Session: Cross-Cultural Research Strategies for Social Work Research: Designs, Measurements, and Interpretation (Society for Social Work and Research 22nd Annual Conference - Achieving Equal Opportunity, Equity, and Justice)

295 Cross-Cultural Research Strategies for Social Work Research: Designs, Measurements, and Interpretation

Schedule:
Sunday, January 14, 2018: 9:45 AM-11:15 AM
Marquis BR Salon 8 (ML 2) (Marriott Marquis Washington DC)
Cluster: Research Design and Measurement
Speakers/Presenters:
Thanh Tran, PhD, Boston College, Keith Chan, PhD, State University of New York at Albany, G. Lawrence Farmer, PhD, Fordham University and Antoinette Farmer, PhD, Rutgers University
BACKGROUND: Cross-cultural research is more important now than ever for social work researchers, because anticipated changes to policies that threaten equal opportunities, equity and justice will impact the most marginalized populations. In order to advance evidence-based policy, cross-cultural research must generate knowledge from studies with robust internal and external validity, which can then be generalizable and meaningful across cultures. In order to achieve this goal, rigorous steps must be taken during each stage of a study's development, implementation, and interpretation of results, in order to strengthen the scientific evidence for advancing social justice.

PURPOSE: The purpose of this workshop is to familiarize participants with methods and strategies that can maximize causal inferences and generalizability of research findings across cultures, including race, ethnicity, gender, languages, religions, immigration status, national origins and other cultural identities.

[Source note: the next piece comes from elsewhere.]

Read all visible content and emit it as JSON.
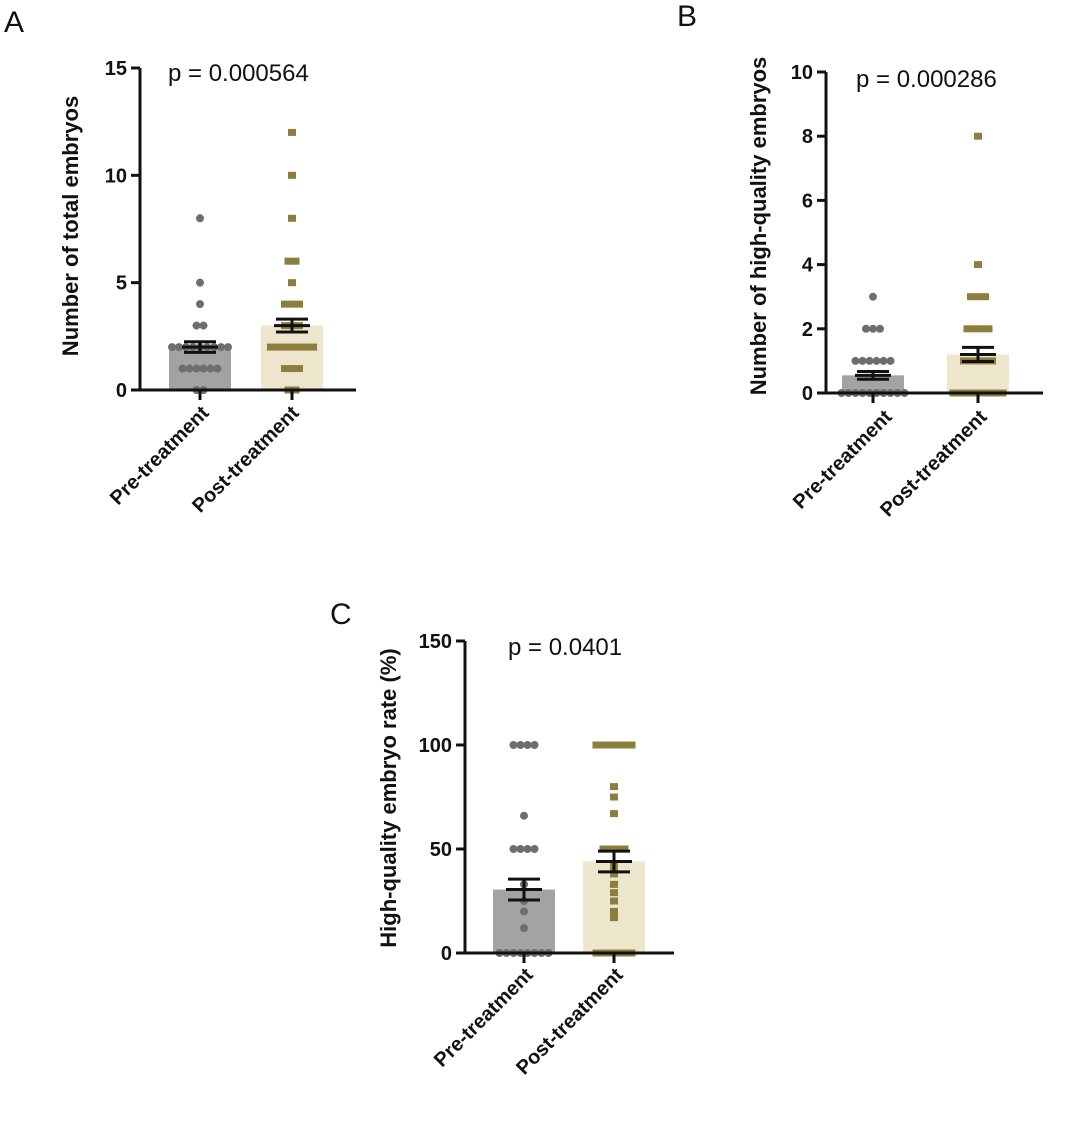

LEARNING OBJECTIVES: Workshop participants will learn about the ways in which a study can be designed to establish research-design equivalence among diverse groups. Research-design equivalence “refers to the use of processes and procedures that ensure accurate representation of the phenomenon under investigation across diverse groups” (Farmer, A.Y. & Farmer, G. L., 2014, p. 1). Measurement equivalence, in particular, is critical to the research process, because “one cannot draw meaningful comparisons of behavioral problems, social values, or psychological status between and across cultural groups in the absence of cross-culturally equivalent research instruments” (Tran, Nguyen, & Chan, 2017, p.1). Participants will learn about what constitutes research design equivalence when study participants come from diverse groups. The establishment of equivalence during the problem formulation, research design, sampling, measurement selection, data collection, data analysis, and reporting of results phases will be addressed. Workshop participants will learn about the major threats to equivalency that occur during each phase of the research process.

Participants will learn: 1. Strategies to recruit and maintain participation of diverse research populations.

2. Procedures for structuring data collection to ensure equivalence across diverse groups.

3. The use of Structural Equation Modeling and Multigroup Confirmatory Factor Analysis during the problem formulation phase of study to establish construct equivalence across diverse groups.

4. The use of Latent Class Analysis to identify unobserved participant diversity that might threaten the study's internal and external validity.

Instructional Strategies: Participants will engage in hands-on practice with cross-cultural research designs from conceptualization of research concepts, development of research aims, construction of research measurement, data collection, data analysis and interpretation. We will also demonstrate the application of multiple group confirmatory factor analysis to establish measurement equivalency and the use of Latent Class Analysis to identify within-group diversity. Illustrations from case studies and published works will be presented, through examples from population-based data (i.e., Add Health, National Educational Longitudinal Study, Children of Immigrants Longitudinal Survey, American Community Survey).